A moins de vivre sous un rocher, chacun a appris la catastrophe qui a frappé Haïti récemment causant des dizaines de milliers de morts. Il se trouve que j’observe dans le même temps la multiplication d’initiatives caritatives, notamment sur Twitter: chacun y va de son tweet pour encourager les dons.

Jusque là, tout va bien.

Là où le doute m’assaille c’est quand je vois des photographes professionnels mettre aux enchères leurs travaux en annonçant que le produit de la vente ira à Haïti, le dire et le répéter à l’envie, et insister lourdement afin que les lecteurs misent plus (c’est une bonne cause après tout, comment refuser ?).

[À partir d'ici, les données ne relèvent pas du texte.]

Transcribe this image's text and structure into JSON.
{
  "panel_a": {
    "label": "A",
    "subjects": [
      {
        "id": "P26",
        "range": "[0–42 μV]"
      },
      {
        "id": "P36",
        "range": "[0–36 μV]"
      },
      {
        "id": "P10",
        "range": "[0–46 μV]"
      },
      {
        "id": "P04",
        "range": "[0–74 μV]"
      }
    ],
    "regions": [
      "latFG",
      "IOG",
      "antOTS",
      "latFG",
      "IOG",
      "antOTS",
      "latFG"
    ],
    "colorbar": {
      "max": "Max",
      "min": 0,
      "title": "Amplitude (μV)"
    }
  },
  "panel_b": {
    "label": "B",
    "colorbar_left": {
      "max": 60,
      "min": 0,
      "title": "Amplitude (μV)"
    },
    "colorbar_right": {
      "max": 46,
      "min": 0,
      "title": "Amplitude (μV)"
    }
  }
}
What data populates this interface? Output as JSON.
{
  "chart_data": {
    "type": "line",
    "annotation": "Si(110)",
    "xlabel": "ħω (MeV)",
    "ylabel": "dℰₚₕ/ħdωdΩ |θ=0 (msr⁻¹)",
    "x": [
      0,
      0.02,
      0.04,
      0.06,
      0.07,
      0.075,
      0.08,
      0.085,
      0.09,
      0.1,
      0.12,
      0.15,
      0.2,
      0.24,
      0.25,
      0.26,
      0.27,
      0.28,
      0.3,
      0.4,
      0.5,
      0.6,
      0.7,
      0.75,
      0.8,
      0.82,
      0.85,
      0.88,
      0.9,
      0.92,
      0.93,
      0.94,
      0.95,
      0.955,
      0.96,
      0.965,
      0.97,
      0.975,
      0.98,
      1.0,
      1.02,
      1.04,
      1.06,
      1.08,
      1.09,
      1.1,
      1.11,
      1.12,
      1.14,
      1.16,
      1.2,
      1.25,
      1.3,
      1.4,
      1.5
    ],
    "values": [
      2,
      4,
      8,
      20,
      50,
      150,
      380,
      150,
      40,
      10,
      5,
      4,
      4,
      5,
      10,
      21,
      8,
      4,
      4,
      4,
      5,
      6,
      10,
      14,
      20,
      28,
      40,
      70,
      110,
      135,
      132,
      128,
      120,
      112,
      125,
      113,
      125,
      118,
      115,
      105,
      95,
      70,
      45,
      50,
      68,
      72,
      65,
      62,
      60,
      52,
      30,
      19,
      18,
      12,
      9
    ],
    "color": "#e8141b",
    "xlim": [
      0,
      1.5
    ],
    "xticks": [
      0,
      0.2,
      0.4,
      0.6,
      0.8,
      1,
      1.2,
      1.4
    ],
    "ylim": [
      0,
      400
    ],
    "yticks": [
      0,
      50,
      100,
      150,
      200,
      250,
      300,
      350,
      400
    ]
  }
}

Où se situe la limite entre le don désintéressé de son travail en faveur d’une juste cause et l’auto-promotion  à bon compte qui tire parti du buzz médiatique, avant qu’il ne retombe dans moins de 10 jours, laissant les haïtiens, quant à eux, durablement dans la merde ? Ces photographes, s’ils étaent si « bons » ne seraient-ils pas plus inspirés de donner discrètement le produit de la vente passée d’une de leur photo plutôt que d’attirer le chaland et les agents au moyen de la mise aux enchères de leur travail ?

Je ne jette pas la pierre aux photographes qui n’ont pas le monopole de cette pratique mais de nombreux donateurs n’ont rien à vendre (aux enchères ou autrement): ils donnent discrètement de l’argent et n’estiment pas nécessaire de le faire savoir ou de poser comme condition préalable de vendre leur travail au plus offrant.